With over 99% of its fleet on the tarmac and passenger numbers falling 99% to 500,000 people in this year’s first quarter as compared to 42 million people in 2019, things are gloomy.
According to the airline, it plans to carry 60 million travelers in the 2020/2021 fiscal year ending in March.
But do you think that their plan will succeed if a second deadly wave of COVID-19 hits?
Europe’s Economy Not Yet Out of the COVID-19 Woods
The Euro Zone economy is not out of the woods yet according to a member of the European Central Bank (ECB) board.
Fabio Panetta, an Italian economist, is on record saying that the coronavirus-related financial crisis is not over and there’s no need to make any changes to the institution’s significant asset purchase programme.
While dealing with the most massive financial collapse in living history, the bank has been purchasing debt via a $1.58 trillion (€1.35 trillion) Pandemic Emergency Purchase Programme (PEPP).
The ECB then pays banks to lend out the money as a safeguard for the Euro block against COVID-19 fallout.
There has been a slight resurgence in retail sales and industrial production, but Panetta says that, ‘they don’t give us sufficient grounds for satisfaction’ and that ‘it’s too soon to declare victory.’

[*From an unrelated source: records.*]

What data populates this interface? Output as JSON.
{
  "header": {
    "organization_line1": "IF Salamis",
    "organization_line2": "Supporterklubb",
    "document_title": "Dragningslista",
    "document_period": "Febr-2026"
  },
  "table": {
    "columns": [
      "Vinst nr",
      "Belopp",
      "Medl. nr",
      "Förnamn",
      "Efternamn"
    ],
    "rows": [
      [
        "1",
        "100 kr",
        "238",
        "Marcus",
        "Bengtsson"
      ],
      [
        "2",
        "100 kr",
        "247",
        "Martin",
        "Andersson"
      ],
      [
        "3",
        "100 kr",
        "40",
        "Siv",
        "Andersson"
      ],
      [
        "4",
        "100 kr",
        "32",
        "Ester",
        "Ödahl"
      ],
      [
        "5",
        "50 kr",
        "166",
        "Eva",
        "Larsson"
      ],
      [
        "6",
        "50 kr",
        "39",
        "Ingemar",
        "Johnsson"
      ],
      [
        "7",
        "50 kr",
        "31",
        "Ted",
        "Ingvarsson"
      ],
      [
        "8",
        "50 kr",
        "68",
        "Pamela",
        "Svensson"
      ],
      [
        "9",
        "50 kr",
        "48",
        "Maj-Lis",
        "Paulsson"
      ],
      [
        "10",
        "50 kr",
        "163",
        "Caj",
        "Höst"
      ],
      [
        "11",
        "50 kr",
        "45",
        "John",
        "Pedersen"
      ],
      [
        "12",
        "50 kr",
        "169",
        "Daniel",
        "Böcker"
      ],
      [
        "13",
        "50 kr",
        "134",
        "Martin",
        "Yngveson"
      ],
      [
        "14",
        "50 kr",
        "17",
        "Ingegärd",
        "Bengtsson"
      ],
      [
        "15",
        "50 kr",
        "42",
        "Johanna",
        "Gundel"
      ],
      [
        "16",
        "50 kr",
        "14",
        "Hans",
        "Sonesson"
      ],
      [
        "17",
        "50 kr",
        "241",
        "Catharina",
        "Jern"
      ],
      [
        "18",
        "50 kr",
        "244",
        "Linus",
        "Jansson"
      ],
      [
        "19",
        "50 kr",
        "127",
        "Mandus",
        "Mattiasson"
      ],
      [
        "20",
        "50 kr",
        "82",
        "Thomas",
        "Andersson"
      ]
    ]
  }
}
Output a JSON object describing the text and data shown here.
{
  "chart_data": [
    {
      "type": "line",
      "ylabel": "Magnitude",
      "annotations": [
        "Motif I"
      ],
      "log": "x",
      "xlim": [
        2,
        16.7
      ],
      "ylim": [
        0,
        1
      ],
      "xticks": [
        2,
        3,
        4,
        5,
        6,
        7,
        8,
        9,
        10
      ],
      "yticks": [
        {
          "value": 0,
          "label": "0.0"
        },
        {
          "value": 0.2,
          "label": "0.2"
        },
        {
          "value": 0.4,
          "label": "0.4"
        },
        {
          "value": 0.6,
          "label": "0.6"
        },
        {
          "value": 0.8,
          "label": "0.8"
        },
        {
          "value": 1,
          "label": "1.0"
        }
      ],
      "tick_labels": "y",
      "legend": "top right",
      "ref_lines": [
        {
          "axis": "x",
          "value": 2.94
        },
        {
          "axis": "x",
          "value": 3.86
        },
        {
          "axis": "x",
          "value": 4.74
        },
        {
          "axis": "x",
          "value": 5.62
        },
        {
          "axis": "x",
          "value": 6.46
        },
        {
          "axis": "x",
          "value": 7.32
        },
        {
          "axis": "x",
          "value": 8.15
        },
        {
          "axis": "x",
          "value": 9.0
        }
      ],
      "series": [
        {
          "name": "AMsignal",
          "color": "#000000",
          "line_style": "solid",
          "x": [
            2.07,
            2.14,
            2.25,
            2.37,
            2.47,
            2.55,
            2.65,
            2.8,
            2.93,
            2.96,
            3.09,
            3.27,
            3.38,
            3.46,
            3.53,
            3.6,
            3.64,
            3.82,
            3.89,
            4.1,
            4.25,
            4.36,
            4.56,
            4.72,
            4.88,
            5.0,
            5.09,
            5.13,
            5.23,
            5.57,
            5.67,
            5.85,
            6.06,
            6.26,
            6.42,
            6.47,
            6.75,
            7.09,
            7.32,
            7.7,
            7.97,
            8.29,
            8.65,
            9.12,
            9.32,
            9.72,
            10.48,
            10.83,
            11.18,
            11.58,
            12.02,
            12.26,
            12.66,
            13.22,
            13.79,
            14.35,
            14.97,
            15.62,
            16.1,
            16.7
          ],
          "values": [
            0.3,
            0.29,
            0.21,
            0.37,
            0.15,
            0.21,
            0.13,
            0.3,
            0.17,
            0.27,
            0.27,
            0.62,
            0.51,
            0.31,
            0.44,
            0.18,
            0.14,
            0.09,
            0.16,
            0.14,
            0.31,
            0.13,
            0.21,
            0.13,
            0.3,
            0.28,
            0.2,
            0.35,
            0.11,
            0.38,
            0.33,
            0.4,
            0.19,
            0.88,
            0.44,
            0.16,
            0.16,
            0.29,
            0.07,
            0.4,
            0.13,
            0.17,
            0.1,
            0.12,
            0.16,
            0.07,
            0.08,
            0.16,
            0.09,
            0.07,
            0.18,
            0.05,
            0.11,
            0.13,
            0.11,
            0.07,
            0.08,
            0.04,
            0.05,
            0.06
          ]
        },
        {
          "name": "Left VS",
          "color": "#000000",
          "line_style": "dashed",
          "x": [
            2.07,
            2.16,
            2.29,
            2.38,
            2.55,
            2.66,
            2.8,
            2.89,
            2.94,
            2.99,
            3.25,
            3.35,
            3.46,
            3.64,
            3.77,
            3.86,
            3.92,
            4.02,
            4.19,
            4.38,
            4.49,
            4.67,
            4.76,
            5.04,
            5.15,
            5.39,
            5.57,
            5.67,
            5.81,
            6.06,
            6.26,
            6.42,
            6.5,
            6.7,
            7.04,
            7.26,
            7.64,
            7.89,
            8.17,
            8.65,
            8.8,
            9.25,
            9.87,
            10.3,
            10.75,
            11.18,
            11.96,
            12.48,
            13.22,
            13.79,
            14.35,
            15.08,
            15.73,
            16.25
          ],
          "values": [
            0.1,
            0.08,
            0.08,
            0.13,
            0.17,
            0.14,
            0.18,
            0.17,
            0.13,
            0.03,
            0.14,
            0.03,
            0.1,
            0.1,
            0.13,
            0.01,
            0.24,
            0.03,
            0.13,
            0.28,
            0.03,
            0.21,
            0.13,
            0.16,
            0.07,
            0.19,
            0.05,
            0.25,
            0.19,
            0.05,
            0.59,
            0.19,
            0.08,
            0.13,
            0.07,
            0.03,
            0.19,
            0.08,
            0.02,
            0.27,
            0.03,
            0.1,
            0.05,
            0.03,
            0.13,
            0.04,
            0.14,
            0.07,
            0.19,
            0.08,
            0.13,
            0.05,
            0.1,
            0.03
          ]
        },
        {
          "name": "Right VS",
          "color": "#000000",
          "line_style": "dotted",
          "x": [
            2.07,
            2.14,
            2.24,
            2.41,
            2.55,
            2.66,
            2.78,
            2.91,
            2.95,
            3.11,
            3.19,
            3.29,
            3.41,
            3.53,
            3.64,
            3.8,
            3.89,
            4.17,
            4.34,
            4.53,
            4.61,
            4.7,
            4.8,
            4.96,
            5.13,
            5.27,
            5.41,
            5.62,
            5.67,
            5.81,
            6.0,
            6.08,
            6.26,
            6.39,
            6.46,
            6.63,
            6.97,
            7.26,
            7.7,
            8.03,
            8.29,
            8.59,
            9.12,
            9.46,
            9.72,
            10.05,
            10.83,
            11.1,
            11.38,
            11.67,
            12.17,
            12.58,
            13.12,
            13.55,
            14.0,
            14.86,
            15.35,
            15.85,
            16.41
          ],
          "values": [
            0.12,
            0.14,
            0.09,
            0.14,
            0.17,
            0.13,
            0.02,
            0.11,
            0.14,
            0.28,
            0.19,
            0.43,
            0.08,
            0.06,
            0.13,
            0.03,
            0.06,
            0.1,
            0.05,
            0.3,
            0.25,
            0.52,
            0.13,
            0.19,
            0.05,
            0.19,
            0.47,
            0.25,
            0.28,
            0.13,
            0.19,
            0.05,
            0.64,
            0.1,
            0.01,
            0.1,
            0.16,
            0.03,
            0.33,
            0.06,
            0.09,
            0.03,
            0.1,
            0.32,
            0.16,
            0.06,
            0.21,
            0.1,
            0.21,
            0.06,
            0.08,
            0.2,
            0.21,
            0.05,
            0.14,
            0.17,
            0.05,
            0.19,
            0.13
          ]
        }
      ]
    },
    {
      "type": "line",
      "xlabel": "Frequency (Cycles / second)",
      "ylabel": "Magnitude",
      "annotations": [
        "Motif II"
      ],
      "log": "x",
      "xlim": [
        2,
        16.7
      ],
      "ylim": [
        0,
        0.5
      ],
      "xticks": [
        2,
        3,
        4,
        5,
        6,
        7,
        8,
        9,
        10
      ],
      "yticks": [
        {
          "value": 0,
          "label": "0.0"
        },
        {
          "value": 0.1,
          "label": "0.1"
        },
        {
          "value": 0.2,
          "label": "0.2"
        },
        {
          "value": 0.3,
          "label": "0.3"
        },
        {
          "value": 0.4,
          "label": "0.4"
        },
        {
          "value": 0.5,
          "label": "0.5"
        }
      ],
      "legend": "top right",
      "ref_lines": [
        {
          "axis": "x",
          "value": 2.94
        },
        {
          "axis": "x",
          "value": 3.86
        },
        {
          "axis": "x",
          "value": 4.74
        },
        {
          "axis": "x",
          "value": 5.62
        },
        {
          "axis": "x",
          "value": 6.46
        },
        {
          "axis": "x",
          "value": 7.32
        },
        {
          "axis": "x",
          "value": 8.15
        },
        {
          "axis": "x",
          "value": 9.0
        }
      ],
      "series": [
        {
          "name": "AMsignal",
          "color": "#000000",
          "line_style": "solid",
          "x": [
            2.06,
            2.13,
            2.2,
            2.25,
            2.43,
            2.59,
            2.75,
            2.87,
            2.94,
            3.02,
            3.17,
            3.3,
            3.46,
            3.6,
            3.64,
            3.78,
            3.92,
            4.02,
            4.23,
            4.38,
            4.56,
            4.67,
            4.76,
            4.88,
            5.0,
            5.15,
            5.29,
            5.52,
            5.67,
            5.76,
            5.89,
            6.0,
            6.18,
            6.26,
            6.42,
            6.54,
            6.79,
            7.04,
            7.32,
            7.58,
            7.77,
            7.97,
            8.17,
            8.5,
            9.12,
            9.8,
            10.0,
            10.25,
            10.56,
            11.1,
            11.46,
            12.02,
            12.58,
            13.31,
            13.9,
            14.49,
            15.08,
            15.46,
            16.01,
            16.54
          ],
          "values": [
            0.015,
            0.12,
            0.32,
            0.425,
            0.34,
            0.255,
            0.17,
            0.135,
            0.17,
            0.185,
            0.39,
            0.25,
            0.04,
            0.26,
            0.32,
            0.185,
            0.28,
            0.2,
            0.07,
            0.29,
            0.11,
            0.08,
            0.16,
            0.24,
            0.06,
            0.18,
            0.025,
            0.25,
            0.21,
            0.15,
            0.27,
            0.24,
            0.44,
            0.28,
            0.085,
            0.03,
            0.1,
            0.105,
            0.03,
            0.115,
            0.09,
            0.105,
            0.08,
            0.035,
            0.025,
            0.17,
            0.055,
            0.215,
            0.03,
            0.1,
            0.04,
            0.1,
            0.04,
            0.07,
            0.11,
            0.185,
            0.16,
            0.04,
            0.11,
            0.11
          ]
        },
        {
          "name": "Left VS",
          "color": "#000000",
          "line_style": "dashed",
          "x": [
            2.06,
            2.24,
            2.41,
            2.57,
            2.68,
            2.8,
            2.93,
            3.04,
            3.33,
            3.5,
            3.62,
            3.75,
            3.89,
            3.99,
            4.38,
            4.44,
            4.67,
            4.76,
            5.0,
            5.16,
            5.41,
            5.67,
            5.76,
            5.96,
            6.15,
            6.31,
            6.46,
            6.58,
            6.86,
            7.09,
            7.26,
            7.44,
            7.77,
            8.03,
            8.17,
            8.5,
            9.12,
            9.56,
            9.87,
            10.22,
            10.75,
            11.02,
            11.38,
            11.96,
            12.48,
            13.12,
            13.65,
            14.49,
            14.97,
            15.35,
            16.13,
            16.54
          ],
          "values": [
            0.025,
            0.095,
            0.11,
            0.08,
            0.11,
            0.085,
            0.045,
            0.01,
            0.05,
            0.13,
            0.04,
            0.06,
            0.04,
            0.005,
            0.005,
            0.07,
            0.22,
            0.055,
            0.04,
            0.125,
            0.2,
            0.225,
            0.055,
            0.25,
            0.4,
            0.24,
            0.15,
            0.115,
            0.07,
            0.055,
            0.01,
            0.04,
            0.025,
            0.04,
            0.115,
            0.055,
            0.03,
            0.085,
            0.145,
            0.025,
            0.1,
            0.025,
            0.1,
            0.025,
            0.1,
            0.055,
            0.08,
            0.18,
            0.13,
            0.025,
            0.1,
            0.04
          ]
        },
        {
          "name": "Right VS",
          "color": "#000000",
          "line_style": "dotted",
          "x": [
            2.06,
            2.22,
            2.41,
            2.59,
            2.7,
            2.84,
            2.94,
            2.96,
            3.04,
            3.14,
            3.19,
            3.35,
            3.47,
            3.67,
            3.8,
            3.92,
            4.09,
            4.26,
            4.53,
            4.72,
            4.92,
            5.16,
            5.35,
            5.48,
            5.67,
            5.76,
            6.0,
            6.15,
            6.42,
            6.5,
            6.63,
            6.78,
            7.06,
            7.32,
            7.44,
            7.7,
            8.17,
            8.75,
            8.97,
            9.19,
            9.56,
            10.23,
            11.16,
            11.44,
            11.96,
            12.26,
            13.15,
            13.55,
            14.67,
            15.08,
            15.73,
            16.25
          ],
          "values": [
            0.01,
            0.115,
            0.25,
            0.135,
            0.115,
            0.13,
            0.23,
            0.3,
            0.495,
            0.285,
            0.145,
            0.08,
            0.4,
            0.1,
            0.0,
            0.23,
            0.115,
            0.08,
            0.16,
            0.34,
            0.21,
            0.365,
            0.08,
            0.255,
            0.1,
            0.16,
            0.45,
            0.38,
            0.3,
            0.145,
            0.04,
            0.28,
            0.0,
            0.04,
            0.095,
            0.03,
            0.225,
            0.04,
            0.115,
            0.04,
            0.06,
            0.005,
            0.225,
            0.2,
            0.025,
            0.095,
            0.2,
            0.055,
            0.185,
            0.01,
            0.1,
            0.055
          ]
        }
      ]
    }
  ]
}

Do you agree with Panetta?
Hang Seng TECH Index’s Rough First Day
As tensions between China and the United States rise, the Hang Seng TECH Index got off on a rough start on its first day of trading.
Famously known as the ‘Nasdaq of the East’, the index keeps track of the thirty largest tech companies that trade in Hong Kong, including Alibaba.
After a short-lived jump of 2.2% early in the trade, and staying as a top performer at one point, it suddenly changed course and was last down 0.8%.,
This debut comes a week after it was announced by index compiler Hang Seng Indexes (HSI).
HSI acknowledged that the tech industry has become crucial in Hong Kong as firms such as NetEase (NTES), JD.com (JD), and Alibaba (BABA), (which trade in New York) hold secondary listings in the Asian city.
Do you think Hong Kong will succeed in its quest to cement its name as a center for Chinese tech?